Surgical retinal explants as a source of retinal progenitor cells.

PURPOSE To describe the novel observation of spontaneously migrating retinal cells from living donor surgical retinal explants which express progenitor cell markers in the absence of exogenous growth factors. METHODS Surgical retinal explants were harvested from 5 consecutive patients undergoing 23G pars plana vitrectomy for the management of rhegmatogenous detachment. During surgery, equatorial flap tears were trimmed with the vitreous cutter and aspirated. Excised tissue was then regurgitated into a syringe containing balanced salt solution and immediately transferred to tissue culture. Migrating cells subsequently underwent immunohistochemical staining and their characteristics were compared to those of a spontaneously immortalized Muller stem cell line. RESULTS Spontaneously migrating cells were observed from samples taken from all five patients from day 2 to 10 following transfer to culture. These cells were found to express embryonic cell markers, including paired box 6 (Pax-6), sex-determining region Y-box 2 (Sox-2), nestin, cone-rod homeobox (CRX) and cyclin-dependent kinase inhibitor 1B (p27Kip1) as well as proteins consistent with early or retained differentiation down the Muller cell lineage, including glial fibrillary acidic protein (GFAP) and glutamine synthetase (GS).

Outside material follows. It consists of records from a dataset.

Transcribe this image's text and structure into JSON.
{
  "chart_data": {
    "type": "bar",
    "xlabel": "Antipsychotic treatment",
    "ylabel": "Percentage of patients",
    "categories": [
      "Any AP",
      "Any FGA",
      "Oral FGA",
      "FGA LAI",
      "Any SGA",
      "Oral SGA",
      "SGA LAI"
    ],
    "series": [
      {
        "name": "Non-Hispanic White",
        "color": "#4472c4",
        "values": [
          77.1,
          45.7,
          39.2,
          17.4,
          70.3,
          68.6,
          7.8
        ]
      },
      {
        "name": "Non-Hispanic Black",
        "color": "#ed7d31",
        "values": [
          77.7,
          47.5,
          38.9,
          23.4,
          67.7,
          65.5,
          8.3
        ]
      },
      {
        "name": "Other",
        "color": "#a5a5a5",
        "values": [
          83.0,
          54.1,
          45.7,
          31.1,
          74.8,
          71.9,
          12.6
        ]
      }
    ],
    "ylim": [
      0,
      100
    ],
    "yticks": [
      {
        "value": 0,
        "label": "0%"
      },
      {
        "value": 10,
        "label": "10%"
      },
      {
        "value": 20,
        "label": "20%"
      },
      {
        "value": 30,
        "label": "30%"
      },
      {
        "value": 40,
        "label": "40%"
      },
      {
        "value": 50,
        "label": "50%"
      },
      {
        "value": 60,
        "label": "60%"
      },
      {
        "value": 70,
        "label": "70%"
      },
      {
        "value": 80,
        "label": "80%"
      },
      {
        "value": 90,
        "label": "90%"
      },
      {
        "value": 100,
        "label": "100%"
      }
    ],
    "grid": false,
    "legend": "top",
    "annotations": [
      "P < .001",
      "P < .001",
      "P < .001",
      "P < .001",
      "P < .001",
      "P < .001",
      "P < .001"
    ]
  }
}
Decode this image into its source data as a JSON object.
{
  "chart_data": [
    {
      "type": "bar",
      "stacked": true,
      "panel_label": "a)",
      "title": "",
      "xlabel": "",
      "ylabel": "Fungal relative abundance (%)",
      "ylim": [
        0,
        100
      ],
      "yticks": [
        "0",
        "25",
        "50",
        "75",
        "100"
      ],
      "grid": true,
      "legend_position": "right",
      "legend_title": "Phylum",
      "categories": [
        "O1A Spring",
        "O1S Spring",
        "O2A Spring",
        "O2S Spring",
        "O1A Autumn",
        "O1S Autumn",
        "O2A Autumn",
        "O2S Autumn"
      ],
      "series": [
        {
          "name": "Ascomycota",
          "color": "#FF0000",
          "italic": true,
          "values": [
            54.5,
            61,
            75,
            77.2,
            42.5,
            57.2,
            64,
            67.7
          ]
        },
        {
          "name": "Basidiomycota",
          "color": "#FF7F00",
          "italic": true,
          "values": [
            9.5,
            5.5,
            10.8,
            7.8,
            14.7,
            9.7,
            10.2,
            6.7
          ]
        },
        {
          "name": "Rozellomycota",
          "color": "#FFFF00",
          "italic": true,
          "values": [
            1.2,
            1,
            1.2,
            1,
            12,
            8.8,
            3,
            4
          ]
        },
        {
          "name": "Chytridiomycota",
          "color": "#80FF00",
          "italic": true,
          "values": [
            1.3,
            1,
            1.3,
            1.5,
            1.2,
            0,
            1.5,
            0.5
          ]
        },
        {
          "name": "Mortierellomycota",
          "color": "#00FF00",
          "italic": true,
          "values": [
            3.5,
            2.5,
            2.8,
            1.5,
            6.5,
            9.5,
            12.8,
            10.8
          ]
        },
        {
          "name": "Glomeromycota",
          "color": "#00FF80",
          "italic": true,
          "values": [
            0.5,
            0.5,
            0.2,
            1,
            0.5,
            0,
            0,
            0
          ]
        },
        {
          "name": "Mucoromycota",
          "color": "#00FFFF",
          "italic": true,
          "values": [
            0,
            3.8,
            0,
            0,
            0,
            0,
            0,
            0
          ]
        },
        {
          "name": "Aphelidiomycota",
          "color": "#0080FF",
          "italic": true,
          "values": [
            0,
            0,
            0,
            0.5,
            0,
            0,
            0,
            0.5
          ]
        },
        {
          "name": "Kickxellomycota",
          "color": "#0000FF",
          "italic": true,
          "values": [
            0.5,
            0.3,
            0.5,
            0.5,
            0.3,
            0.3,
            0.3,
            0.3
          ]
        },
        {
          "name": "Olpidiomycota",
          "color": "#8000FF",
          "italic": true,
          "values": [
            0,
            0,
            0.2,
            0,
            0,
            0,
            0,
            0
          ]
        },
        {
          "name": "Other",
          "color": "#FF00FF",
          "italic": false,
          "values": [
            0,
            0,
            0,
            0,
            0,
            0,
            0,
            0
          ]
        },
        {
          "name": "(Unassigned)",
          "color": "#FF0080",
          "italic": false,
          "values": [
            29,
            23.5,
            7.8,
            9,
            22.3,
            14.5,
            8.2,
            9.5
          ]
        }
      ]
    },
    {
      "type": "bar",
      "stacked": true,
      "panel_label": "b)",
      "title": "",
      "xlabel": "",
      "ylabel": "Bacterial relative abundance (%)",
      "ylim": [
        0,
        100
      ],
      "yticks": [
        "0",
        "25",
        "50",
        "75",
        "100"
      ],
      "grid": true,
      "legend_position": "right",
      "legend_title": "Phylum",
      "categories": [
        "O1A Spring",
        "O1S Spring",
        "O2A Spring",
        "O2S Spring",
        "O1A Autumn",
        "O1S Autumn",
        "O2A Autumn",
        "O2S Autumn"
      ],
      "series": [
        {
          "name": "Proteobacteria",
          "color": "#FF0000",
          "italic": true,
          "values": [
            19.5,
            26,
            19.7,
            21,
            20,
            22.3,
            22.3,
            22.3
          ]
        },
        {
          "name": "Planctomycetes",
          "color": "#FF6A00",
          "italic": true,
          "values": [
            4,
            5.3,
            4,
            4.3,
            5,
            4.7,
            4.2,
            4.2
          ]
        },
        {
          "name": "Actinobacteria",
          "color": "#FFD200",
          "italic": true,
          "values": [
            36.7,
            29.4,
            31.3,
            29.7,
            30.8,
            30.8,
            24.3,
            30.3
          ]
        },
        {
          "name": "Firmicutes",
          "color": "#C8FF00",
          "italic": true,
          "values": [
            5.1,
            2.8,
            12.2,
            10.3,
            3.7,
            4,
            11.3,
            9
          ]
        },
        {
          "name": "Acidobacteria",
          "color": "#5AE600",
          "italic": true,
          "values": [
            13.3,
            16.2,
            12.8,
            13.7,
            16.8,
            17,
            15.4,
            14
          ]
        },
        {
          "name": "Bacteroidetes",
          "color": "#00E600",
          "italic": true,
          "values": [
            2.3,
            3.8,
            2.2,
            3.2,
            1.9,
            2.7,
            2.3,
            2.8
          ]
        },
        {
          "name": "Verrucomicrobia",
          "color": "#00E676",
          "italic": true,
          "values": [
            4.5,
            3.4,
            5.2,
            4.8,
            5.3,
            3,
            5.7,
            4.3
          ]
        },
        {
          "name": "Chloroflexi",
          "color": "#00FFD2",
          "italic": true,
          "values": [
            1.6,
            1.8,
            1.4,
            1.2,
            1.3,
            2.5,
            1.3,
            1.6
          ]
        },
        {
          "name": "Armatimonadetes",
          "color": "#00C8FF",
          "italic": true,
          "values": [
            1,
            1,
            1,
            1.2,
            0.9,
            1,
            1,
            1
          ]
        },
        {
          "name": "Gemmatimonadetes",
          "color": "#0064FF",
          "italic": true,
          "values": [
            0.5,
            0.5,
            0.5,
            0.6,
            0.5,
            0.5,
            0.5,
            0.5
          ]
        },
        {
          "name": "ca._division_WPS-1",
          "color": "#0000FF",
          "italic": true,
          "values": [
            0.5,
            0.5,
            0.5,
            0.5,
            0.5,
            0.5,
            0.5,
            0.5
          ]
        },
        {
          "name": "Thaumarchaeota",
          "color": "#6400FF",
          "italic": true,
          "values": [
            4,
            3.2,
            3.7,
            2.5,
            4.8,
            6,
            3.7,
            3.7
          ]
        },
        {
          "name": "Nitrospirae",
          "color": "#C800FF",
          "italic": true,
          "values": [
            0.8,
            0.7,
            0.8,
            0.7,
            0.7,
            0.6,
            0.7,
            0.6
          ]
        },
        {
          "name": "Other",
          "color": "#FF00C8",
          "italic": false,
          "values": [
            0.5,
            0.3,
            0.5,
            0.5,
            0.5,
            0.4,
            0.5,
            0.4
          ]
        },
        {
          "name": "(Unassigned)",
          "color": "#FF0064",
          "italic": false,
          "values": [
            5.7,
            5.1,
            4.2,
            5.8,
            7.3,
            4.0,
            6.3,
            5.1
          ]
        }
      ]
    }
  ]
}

CONCLUSION Following injury, the human equatorial retina is capable of spontaneously producing cells which demonstrate migration and which express progenitor cell markers. Additionally, these cells express proteins consistent with Muller cell lineage. These initial observations support the assertion that the human retina may possess the potential for regeneration and that surgical retinal explants could also act as a ready source of retinal progenitor cells.